Charles Thacher ’63, Angling Books: A Guide for Collectors (Far Hills, N.J.: Meadow Run Pr., 2006). Although published several years ago, this impressive bibliographic work was only recently brought to our attention. Handsomely bound and containing physical descriptions, with estimated values, of some 15,000 books, both fiction and nonfiction, related to recreational fishing, it also provides information on availability. After his consulting business was sold in 1999, Charles Thacher, an enthusiastic angler, became hooked on collecting books on the subject, which in turn led to this 600-page bibliography, the product of much painstaking research. Specialized bibliographies may have a limited readership, but their ultimate value is beyond estimate.

Sarah J. Maas ’08 and Meagan “Meg” Spooner ’07 first met at Hamilton when both took a creative writing course focused on fiction in the spring of 2007. Maas was majoring in creative writing with a minor in religious studies, and Spooner concentrated in theatre with an emphasis on playwriting. They became fast friends, and their friendship has survived and flourished through their postgraduate years despite geographical distance: Maas is now in Southern California and Spooner is in Northern Virginia.

The two have something else in common besides mutual friendship, for both are the authors of young adult fantasy novels that were published this year.

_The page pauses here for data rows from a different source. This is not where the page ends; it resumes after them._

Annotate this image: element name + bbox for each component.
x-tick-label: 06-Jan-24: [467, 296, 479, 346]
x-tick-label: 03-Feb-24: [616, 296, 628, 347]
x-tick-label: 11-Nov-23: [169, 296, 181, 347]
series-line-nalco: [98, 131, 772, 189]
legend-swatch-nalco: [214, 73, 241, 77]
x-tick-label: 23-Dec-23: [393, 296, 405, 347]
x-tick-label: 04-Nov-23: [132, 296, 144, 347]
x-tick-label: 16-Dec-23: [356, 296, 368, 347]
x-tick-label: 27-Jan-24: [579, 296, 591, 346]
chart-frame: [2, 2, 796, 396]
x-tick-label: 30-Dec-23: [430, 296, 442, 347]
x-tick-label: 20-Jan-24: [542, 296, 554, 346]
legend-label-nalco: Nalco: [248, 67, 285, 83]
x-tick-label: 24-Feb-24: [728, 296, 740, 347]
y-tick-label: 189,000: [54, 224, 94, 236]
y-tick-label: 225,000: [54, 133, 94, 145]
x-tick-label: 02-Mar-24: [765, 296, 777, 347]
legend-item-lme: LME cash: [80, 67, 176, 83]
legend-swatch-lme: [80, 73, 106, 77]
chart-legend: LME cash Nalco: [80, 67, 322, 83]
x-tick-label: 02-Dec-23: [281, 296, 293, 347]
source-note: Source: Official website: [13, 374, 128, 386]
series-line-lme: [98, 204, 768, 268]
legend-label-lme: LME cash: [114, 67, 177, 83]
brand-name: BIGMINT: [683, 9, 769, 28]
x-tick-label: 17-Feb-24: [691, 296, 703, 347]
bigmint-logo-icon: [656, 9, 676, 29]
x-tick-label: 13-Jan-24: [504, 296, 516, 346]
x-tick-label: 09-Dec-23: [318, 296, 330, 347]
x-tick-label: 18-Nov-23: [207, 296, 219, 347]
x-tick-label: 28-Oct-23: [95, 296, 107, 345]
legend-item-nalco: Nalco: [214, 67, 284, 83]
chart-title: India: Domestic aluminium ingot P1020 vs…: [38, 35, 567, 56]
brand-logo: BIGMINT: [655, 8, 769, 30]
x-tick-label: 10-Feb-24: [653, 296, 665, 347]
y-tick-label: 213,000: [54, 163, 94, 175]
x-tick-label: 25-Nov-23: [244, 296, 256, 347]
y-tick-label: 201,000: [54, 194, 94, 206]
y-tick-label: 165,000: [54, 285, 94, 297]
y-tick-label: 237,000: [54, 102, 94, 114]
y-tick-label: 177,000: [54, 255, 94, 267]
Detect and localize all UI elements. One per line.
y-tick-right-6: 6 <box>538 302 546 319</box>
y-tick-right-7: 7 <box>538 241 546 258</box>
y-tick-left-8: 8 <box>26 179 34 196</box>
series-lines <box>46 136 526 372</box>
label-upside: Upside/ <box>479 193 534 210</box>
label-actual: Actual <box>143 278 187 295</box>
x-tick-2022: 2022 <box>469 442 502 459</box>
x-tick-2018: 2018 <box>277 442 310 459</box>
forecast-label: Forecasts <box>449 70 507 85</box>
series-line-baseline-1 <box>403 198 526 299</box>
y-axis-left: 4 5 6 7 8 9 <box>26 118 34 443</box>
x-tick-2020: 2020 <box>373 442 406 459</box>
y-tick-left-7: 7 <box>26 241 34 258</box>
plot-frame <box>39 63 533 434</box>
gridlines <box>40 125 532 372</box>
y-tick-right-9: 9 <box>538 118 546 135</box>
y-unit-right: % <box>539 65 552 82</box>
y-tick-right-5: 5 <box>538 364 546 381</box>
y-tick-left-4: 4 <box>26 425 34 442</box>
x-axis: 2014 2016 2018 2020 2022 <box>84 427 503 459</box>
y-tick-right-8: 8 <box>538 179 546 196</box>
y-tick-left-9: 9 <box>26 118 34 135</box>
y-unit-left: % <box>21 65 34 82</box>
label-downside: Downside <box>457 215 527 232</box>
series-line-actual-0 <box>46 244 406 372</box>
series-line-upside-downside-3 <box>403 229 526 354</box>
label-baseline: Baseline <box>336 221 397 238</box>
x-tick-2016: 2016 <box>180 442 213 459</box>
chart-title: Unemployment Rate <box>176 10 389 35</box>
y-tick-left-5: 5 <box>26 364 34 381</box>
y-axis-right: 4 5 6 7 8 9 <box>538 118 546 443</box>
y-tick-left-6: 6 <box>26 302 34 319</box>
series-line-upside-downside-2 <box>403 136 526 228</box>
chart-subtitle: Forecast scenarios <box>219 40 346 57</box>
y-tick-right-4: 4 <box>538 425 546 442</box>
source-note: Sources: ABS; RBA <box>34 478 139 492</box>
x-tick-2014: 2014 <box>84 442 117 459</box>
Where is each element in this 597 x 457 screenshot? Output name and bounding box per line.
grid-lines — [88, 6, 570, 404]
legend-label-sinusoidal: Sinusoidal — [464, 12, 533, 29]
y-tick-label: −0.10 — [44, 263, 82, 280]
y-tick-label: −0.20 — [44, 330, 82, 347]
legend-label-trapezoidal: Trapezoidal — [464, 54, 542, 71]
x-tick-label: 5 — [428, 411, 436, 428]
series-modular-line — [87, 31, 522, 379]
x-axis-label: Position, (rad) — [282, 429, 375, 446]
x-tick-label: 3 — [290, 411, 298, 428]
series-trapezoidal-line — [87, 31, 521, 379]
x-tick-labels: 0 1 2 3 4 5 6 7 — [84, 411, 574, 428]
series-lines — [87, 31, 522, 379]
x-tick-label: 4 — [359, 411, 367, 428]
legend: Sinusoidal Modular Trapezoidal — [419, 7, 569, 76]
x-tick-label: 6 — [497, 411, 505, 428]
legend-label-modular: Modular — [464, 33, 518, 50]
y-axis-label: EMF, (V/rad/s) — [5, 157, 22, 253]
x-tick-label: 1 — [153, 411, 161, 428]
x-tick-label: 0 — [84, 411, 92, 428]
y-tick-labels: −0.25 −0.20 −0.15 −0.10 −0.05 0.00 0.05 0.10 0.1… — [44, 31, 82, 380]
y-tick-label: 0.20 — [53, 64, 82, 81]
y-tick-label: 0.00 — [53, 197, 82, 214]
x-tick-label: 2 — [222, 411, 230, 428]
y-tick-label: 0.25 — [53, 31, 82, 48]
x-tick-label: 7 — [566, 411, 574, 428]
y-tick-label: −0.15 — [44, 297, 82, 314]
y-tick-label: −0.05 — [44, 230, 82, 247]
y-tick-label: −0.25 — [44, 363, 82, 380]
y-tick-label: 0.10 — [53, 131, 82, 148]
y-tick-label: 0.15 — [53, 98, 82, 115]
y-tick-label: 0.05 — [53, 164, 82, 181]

In addition, both of their debut efforts have been exceedingly well received and have generated quite a fan following.

Maas’ Throne of Glass (New York: Bloomsbury, 2012) has been hailed as “an epic tale with all the romance of your favorite fairy tale,” with a little bit of magic and lots of plot twists thrown in. Its central character, the compellingly delineated heroine Celaena, is an 18-year-old, trained as an assassin. She inhabits an ingeniously ­created fantasy world that, in the words of Kirkus Review, “evokes a rich alternate universe with a spitfire young woman as its brightest star.”
New York native Maas first conceived of the idea for the story that eventuated in Throne of Glass when she was 16. Early versions of it, published online, resulted in a host of fans. Now that the finished ­version is in print, her fans no doubt look forward to more from her remarkably imaginative pen.

In the meantime, Spooner’s Skylark ­(Minneapolis: Carolrhoda Lab, 2012) was on its way to press and publication in October. Like Throne of Glass, it is a ­fantasy novel with an intrepid heroine, Lark Ainsley, but the world she inhabits is more dystopian, filled with fear and foreboding. In well-crafted prose, it transports the reader into a scary future world of “magic and danger,” which has been described by one reader as “multi-layered and darkly fascinating.”

Spooner, who has ­traveled around the globe with her family and even spent a few years living in Australia, has now settled down in Virginia, where she continues to write. She, too, has developed quite a following, as reflected in rave reviews on the Internet.